Breach of duty of care

Elwell-Sutton says staff can hold their employer responsible for an injury resulting from a breach of duty of care in an on-site gym, but if, for example, they overload the weight on an exercise machine they are using, it is their responsibility, not the employer’s.

“In any other case, such as a bikes-for-work scheme or a marathon to raise money for the firm, I can hardly see how an employer can be held legally responsible for anything that can happen to an employee,” he says.

So, what constitutes reasonable support for employers to offer staff who suffer an activity-related injury? Relevant benefits offered by many UK employers includes health cash plans, physiotherapy and massage.

Lara Rendell, marketing manager at HealthShield, which offers services such as physiotherapy, acupuncture, acupressure, Indian massage and reflexology, says: “Most conscientious employers will take an active interest to ensure their team is covered in the event of injury. For example, if an employee sprained an ankle while playing rugby, he would be entitled to treatment straight away through a health cash plan that includes physiotherapy. Not only would this result in a shorter absence, but it would help to prevent a dip in productivity for the employer.”

BP Oil International offers a number of activities to help its staff lead a healthy life, including subsidised gym membership and a range of sports clubs.
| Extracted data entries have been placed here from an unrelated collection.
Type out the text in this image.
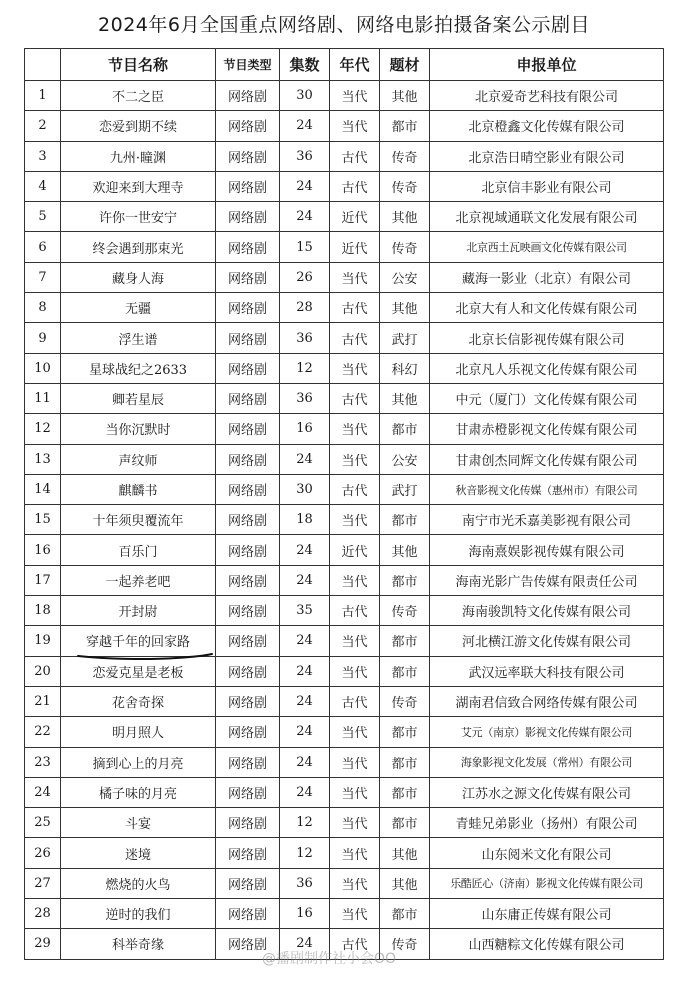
2024年6月全国重点网络剧、网络电影拍摄备案公示剧目
	节目名称	节目类型	集数	年代	题材	申报单位
1	不二之臣	网络剧	30	当代	其他	北京爱奇艺科技有限公司
2	恋爱到期不续	网络剧	24	当代	都市	北京橙鑫文化传媒有限公司
3	九州·瞳渊	网络剧	36	古代	传奇	北京浩日晴空影业有限公司
4	欢迎来到大理寺	网络剧	24	古代	传奇	北京信丰影业有限公司
5	许你一世安宁	网络剧	24	近代	其他	北京视域通联文化发展有限公司
6	终会遇到那束光	网络剧	15	近代	传奇	北京西土瓦映画文化传媒有限公司
7	藏身人海	网络剧	26	当代	公安	藏海一影业（北京）有限公司
8	无疆	网络剧	28	古代	其他	北京大有人和文化传媒有限公司
9	浮生谱	网络剧	36	古代	武打	北京长信影视传媒有限公司
10	星球战纪之2633	网络剧	12	当代	科幻	北京凡人乐视文化传媒有限公司
11	卿若星辰	网络剧	36	古代	其他	中元（厦门）文化传媒有限公司
12	当你沉默时	网络剧	16	当代	都市	甘肃赤橙影视文化传媒有限公司
13	声纹师	网络剧	24	当代	公安	甘肃创杰同辉文化传媒有限公司
14	麒麟书	网络剧	30	古代	武打	秋音影视文化传媒（惠州市）有限公司
15	十年须臾覆流年	网络剧	18	当代	都市	南宁市光禾嘉美影视有限公司
16	百乐门	网络剧	24	近代	其他	海南熹娱影视传媒有限公司
17	一起养老吧	网络剧	24	当代	都市	海南光影广告传媒有限责任公司
18	开封尉	网络剧	35	古代	传奇	海南骏凯特文化传媒有限公司
19	穿越千年的回家路	网络剧	24	当代	都市	河北横江游文化传媒有限公司
20	恋爱克星是老板	网络剧	24	当代	都市	武汉远率联大科技有限公司
21	花舍奇探	网络剧	24	古代	传奇	湖南君信致合网络传媒有限公司
22	明月照人	网络剧	24	当代	都市	艾元（南京）影视文化传媒有限公司
23	摘到心上的月亮	网络剧	24	当代	都市	海象影视文化发展（常州）有限公司
24	橘子味的月亮	网络剧	24	当代	都市	江苏水之源文化传媒有限公司
25	斗宴	网络剧	12	当代	都市	青蛙兄弟影业（扬州）有限公司
26	迷境	网络剧	12	当代	其他	山东阅米文化有限公司
27	燃烧的火鸟	网络剧	36	当代	其他	乐酷匠心（济南）影视文化传媒有限公司
28	逆时的我们	网络剧	16	当代	都市	山东庸正传媒有限公司
29	科举奇缘	网络剧	24	古代	传奇	山西糖粽文化传媒有限公司
@播剧制作社小会OO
It also offers physiotherapists specialising in sports massage. Its policy on sports-related injuries is clear.

Angie Du Plessis, health, safety and environment adviser at BP, explains: “If something is work-related, we pay for it; otherwise, we don’t. Basically, if someone is sitting at a desk and has back problems, then we offer, and pay for, any physiotherapy needed. But if the injury is sport-related, staff need to pay for any support they need because it is extra-curricular activity.

“In fact, even if we offer gym membership or pay for a trainer for a marathon, at the end of the day it is completely a personal decision by the employee to take part.”

Top tips for promoting a healthy lifestyle to staff

Team-building events/charity runs

• Undertake adequate planning and ensure a health expert makes a risk assessment of the event.
• Ensure the risks involved are properly communicated to the staff taking part

Bikes-for-work schemes

• Include a policy on the maintenance and use of equipment in the terms of a scheme. For example, recommend employees wear safety equipment, such as a helmet.
• Communicate to any employees joining the scheme that the employer’s duty to protect their health and safety while at work does not extend to bike journeys to and from work.

Gym membership

• Make it clear to any employee taking up this benefit that their employer will not be responsible for any accident or injury that occurs when he or she is at the gym, except if it results from a breach of duty of care in an on-site gym.